Expectation of truncated log-normal

Question

Let's assume that $y=e^x$, where $x\sim N(\mu,\sigma^2)$, that is, $y$ follows a lognormal distribution.

I'm interested in finding how $\mathbb{E}\left[y|y\geq a\right]$ varies with $\mu$ and $\sigma$. From https://en.wikipedia.org/wiki/Log-normal_distribution, it is to see that

$$ \mathbb{E}\left[y|y\geq a\right]=\frac{\int_{a}^{\infty}yf\left(y\right)dy}{\int_{a}^{\infty}f\left(y\right)dy}=\underbrace{e^{\mu+\frac{1}{2}\sigma^{2}}}_{\mathbb{E}\left[y\right]}\frac{\Phi\left(\sigma-\frac{\ln a-\mu}{\sigma}\right)}{1-\Phi\left(\frac{\ln a-\mu}{\sigma}\right)} .$$ So formally, if we define $h(\mu,\sigma) = \mathbb{E}\left[y|y\geq a\right]$, I want to understand $\frac{\partial h}{\partial\mu}$ and $ \frac{\partial h}{\partial\sigma} $, for any value of $a$. I've tried to work out the derivatives, but I always find that both can take any sign.
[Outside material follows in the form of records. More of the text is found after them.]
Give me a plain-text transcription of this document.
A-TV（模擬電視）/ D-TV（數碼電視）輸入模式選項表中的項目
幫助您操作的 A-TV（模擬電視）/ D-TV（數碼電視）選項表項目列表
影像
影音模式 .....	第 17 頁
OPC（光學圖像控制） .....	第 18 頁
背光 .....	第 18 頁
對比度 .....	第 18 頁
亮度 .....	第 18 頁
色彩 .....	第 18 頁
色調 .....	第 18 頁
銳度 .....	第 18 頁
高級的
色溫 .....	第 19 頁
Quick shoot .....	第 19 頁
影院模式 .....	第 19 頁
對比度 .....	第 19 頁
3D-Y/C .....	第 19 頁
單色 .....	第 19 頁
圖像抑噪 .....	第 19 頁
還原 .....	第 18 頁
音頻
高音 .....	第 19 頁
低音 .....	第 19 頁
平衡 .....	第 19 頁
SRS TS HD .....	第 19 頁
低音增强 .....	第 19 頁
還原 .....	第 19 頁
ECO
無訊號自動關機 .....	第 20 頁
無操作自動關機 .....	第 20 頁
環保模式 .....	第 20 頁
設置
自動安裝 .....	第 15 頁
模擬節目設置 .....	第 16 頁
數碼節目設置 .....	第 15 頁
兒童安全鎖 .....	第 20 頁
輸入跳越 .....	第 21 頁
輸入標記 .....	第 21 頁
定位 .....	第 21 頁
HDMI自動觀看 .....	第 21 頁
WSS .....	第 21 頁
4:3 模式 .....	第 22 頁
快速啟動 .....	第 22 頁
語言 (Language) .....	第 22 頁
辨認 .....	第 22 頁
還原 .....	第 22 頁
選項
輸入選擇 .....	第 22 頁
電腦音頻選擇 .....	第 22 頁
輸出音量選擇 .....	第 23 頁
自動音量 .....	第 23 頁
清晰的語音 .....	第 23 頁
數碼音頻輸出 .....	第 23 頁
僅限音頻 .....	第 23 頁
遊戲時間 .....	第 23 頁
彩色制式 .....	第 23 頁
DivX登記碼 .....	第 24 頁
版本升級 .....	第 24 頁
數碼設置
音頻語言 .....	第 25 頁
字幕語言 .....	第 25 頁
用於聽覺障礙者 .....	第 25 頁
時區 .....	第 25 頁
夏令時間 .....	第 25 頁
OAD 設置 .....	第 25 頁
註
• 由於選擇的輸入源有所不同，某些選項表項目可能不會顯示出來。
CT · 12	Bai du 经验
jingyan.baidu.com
I'm not surprised that $ \frac{\partial h}{\partial\sigma} $ can take any sign, but, shouldn't there be a way to prove that $$ \frac{\partial h}{\partial\mu} >0 ?$$

Is there a counterexample otherwise?

Answer 1

The claim $\frac{\partial h}{\partial \mu} > 0 $ looks fine to me, lets say \begin{align*} h = f_1 \cdot f_2 \cdot f_3, \end{align*} with \begin{align*} f_1 &= e^{\mu + \sigma^2/2} \\ f_2 &= \Phi(z_1) & z_1 = \frac{1}{\sigma}\left(1 + \mu - \ln a \right) \\ f_3 &= (1 - \Phi(z_2))^{-1} & z_2 = \frac{1}{\sigma}(\ln a - \mu) \end{align*} Now $f_1,f_2,f_3 > 0$ and clearly $\frac{\partial f_1}{\partial \mu} \cdot f_2 \cdot f_3 > 0$, so the only bit that might cause some concerns is the expression $\frac{\partial}{\partial \mu} f_2 \cdot f_3 $, but we have \begin{align*} \frac{\partial f_2 \cdot f_3 }{\partial \mu} &= \phi(z_1) \cdot \frac{\partial z_1}{\partial \mu} \cdot f_3 + f_2 \cdot (-\phi(z_2) )\frac{\partial z_2}{\partial \mu} \cdot (1 - \Phi(z_2) )^{-2} \end{align*} Now $\phi(\cdot)$ is positive, and $\frac{\partial z_1}{\partial \mu}$ is positive, and of course $ - \frac{\partial z_2}{\partial \mu }$ is positive, so again all of these functions are positive as hoped.